March 17, 2015, 07:00 AM
Filed Under: Industry News
Related: Fitch Ratings

 In 2014 global structured finance upgrades exceeded downgrades for the first time since the financial crisis, Fitch Ratings says. 12% of ratings improved while 7% were downgraded. The 'AAAsf' level exhibited the most stability, as almost 99% of ratings either remained the same or were paid in full. Ratings in the CMBS sector showed the most improvement year-over-year in 2014. The RMBS sector also saw upgrades, as the housing markets in the US and UK gained strength.

The number of CMBS downgrades decreased sharply, retreating to levels not seen since before the financial crisis. We believe the ratings on pre-crisis transactions have begun to stabilize. A majority of the downgrades that occurred last year were legacy multiborrower deals in the US and Germany. In addition, European CMBS transactions have suffered as many loans have repaid and outstanding loans are backed by lower-quality collateral with weaker refinancing prospects.

In 2014, RMBS ratings improved for the second consecutive year.

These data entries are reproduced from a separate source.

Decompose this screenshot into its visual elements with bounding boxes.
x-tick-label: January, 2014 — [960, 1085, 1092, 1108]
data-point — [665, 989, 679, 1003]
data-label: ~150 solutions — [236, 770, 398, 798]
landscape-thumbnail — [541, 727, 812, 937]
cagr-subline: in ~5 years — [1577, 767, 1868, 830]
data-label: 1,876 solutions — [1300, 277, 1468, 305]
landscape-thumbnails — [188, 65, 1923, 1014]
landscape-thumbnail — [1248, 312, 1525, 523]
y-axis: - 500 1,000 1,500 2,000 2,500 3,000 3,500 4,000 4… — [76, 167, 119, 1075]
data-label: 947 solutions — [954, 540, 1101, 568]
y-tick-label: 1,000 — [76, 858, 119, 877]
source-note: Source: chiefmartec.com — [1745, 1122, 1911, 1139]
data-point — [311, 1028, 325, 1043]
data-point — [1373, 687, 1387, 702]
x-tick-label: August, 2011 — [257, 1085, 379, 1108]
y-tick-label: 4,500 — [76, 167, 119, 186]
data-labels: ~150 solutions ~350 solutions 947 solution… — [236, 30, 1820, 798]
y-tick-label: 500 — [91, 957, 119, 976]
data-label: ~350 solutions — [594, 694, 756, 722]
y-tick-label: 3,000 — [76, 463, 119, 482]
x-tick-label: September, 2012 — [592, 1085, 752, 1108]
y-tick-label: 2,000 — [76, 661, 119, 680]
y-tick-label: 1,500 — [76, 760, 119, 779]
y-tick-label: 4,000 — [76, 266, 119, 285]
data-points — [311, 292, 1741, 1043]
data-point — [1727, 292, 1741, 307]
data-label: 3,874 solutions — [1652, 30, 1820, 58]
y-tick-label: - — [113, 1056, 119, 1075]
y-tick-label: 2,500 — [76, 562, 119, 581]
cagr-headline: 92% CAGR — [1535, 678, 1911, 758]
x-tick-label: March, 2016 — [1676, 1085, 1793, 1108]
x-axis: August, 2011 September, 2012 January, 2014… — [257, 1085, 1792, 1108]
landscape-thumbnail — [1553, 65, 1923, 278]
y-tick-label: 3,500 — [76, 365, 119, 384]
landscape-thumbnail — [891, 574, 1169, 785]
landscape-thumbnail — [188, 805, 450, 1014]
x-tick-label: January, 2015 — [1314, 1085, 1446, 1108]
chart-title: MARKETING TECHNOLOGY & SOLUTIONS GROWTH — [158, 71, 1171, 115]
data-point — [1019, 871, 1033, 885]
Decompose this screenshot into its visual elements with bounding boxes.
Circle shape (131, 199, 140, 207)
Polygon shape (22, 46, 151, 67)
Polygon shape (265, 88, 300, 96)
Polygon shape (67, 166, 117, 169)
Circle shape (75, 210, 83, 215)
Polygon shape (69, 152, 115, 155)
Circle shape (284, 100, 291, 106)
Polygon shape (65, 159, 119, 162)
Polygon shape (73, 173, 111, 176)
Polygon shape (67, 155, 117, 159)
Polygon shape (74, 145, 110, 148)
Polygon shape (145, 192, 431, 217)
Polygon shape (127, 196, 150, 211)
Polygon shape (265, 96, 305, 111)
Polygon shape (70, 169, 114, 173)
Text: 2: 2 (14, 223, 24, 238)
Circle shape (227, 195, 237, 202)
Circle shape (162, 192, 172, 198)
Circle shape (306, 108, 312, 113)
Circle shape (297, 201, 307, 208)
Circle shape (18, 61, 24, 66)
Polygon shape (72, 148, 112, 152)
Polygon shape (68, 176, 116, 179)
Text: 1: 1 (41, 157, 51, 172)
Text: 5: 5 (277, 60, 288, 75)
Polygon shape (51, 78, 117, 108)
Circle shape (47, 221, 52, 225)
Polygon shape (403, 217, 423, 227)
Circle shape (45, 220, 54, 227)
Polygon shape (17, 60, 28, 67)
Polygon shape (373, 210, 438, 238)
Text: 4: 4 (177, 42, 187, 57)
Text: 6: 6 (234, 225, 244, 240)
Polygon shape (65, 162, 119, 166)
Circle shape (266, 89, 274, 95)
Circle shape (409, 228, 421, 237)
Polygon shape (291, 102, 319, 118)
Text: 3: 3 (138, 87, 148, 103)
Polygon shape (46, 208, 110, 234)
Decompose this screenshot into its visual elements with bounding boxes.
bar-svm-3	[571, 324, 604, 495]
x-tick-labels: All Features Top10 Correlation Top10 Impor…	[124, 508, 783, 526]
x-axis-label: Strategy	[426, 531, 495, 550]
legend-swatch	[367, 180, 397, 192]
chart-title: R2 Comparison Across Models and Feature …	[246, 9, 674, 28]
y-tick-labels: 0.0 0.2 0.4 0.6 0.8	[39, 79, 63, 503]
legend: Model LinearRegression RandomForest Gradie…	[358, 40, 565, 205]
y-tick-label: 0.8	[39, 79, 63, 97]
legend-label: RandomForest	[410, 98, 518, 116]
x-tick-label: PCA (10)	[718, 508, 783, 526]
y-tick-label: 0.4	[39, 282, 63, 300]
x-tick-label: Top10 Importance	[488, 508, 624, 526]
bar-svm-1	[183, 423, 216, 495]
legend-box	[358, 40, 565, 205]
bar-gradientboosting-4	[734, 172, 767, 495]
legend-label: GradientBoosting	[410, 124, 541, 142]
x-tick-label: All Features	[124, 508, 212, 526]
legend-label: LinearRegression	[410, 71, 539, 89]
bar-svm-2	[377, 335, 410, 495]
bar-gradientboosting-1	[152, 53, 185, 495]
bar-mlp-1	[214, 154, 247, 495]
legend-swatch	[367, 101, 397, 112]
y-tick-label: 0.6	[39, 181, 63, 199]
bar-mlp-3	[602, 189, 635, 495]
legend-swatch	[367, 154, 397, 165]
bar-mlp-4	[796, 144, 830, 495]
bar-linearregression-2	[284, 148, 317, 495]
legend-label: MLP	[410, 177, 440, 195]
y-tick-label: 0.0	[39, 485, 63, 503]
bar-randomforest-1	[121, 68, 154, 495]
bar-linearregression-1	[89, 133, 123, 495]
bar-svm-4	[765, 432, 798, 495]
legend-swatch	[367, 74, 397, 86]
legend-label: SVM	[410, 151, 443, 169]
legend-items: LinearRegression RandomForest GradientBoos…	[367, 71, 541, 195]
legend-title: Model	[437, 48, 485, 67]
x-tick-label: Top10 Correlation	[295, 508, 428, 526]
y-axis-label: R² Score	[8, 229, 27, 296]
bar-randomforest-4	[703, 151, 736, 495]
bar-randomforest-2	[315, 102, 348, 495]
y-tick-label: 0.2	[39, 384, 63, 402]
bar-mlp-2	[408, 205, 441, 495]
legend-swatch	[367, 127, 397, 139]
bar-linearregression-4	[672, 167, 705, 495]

In our view, the strength of the US and UK residential markets and improvements in underlying collateral performance were the main drivers. In the US, most peak-vintage legacy RMBS sectors have seen steady performance improvement over the last several years, reflecting the recovery in the housing and job markets and positive selection among remaining borrowers. US non-prime saw the most improved performance and received the majority of the US RMBS upgrades in 2014. Fitch has a stable outlook for US RMBS in 2015, reflecting moderate home price growth, and stable to improving collateral performance. EMEA RMBS also improved on the recovery in the housing markets and a rise in credit enhancement levels.

Asset-backed securities, the most resilient sector during the crisis, continued to be robust. Upgrades accounted for 8% of the rating actions, while downgrades represented just 3%. Consumer ABS ratings continued to be particularly stable. The majority of downgrades were from the tobacco sector, which was weighed down by non-settling states and ongoing underperformance relative to expectations.

The structured credit sector experienced the lowest level of credit deterioration in a decade, as upgrades outstripped downgrades by more than a 2:1 margin in 2014. Small and medium enterprise CDO transactions saw the most improvement, benefitting from the upwards revision of the sovereign-related cap on structured finance ratings in Spain and Italy.